青年は、とりたてて政治分野に興味や野心はなかった。
ただ、姉を殺した奴らに、復讐をしたかっただけだ。
この国の貧しい家庭に生まれ、ものごころついた時にはすでに、両親は他界していた。
十歳年上の姉が、必死に弟を育ててくれた。
とりたてて美人ではなかったけれど、とても優しい姉だった。
……十五歳になった弟をクジ引きから逃れさせるために、密かに身体を売り、救済札を買ってくれたほど。
自分はもう九回もクジを引いて大丈夫だったのだからと、弟に札を押し付けて、姉は最後のクジを引きに出かけ……そして黒い森に連れて行かれた。
瞼の裏に今も焼きつく姉の記憶を糧に、いつか復讐してやると誓った。
姉を殺した吸血鬼たちと、それすらも利用して私腹を肥やしていた王家と貴族たちに。
一国を潰すのは容易ではなく、隣国との渡りをつけることができたのは、この当主のおかげだった。

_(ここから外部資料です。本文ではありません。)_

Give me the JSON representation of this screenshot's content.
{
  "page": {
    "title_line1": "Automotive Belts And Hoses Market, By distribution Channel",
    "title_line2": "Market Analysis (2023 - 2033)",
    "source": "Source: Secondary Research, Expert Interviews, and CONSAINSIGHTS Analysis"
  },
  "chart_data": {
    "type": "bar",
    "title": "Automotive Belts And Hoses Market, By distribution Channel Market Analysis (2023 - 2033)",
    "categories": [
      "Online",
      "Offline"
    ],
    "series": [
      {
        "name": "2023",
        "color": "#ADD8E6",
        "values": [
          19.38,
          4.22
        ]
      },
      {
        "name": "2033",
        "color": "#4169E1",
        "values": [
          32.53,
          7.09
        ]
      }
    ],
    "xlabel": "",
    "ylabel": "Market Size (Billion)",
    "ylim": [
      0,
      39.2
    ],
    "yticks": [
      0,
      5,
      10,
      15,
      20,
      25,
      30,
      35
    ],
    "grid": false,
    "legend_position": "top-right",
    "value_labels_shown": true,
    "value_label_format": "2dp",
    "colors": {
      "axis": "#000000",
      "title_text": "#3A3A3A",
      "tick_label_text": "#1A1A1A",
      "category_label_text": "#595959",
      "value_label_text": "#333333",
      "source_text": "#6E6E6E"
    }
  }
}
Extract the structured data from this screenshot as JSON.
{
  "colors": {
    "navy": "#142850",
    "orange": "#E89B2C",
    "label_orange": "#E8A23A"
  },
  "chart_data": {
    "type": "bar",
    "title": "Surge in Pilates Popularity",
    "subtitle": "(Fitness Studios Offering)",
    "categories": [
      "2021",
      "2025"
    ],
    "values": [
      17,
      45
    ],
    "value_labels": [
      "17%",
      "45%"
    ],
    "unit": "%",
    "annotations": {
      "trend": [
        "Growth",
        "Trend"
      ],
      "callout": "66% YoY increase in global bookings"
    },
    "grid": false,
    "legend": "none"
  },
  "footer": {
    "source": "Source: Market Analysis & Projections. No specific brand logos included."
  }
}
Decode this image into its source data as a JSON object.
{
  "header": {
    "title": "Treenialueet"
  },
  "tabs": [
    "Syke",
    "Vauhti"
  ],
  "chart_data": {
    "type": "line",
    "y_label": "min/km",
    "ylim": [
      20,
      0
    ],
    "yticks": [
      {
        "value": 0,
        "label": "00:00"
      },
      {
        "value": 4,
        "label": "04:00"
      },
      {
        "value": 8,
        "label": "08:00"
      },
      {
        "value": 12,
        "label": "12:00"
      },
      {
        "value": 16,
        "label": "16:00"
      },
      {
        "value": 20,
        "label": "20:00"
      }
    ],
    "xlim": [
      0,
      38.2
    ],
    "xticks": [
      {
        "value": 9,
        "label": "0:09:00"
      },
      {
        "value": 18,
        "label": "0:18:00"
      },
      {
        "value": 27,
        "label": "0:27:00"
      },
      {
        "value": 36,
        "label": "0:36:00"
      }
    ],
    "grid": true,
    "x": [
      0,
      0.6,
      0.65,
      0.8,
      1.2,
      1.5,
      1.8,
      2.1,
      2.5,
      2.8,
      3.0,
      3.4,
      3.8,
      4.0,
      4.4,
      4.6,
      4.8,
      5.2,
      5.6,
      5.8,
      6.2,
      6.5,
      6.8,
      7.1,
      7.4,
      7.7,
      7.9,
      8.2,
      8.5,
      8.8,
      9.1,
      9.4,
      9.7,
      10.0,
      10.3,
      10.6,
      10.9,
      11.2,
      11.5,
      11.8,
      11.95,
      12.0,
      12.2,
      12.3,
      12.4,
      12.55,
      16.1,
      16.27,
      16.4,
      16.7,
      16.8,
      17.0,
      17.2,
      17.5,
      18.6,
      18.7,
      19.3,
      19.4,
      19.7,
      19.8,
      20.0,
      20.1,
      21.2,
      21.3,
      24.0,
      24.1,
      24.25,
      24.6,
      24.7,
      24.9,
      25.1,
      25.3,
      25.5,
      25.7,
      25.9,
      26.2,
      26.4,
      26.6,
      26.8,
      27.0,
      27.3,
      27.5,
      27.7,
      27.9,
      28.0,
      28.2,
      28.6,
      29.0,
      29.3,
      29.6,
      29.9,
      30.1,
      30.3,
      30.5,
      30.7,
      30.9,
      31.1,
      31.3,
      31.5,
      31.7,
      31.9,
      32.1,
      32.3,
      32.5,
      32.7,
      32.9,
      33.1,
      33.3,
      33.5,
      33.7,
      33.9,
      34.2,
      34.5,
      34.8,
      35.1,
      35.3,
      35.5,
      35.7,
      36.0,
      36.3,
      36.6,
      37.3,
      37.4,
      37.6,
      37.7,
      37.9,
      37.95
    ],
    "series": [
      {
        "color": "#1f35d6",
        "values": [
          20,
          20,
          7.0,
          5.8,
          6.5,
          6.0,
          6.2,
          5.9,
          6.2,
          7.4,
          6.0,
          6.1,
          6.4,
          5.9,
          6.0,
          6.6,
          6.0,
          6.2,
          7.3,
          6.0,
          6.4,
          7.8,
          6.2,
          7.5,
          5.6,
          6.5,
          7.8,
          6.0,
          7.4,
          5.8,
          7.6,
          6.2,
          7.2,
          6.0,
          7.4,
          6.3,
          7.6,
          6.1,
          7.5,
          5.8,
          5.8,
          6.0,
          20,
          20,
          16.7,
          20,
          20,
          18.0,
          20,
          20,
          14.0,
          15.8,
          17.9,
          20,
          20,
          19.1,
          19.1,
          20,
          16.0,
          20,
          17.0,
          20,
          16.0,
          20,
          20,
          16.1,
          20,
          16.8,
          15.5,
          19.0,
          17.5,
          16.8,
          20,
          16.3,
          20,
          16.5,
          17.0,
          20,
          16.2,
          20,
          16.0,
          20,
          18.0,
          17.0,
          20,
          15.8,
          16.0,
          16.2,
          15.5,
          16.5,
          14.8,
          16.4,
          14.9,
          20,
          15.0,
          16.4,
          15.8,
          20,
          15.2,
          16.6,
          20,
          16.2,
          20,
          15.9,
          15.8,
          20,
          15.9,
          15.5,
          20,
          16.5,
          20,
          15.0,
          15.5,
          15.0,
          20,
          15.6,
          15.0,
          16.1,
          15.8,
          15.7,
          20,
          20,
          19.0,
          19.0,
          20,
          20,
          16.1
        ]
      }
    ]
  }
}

かつては国内でも有数の大貴族たった彼は、救済札の不公平性と税金の軽減を訴えたために王の不況をかい、横領の濡れ衣を着せられたあげくに、領地と財産の殆どを没収されていたのだ。
しかし、国が潰れたところで、当主の未来は決して明るくはない。
「……この先、どれだけ穏便に隣国との片がつこうと、貴方は明日から、売国奴の汚名を着ることになる」
青年の呟いた言葉に、老当主は穏やかに頷いた。
「とうに汚された家名だよ。今さら、どうなるものでもない。それに、自分が正しいと思うことをして被った泥なら、いっそ清清しい」
青年は深く息を吐き、黙って頭を垂れた。
貴族はどれも同じダニだと思っていたが、それが間違いと教えてくれたのは、目の前の老当主だった。言葉での弁解ではなく、態度で教えてくれた。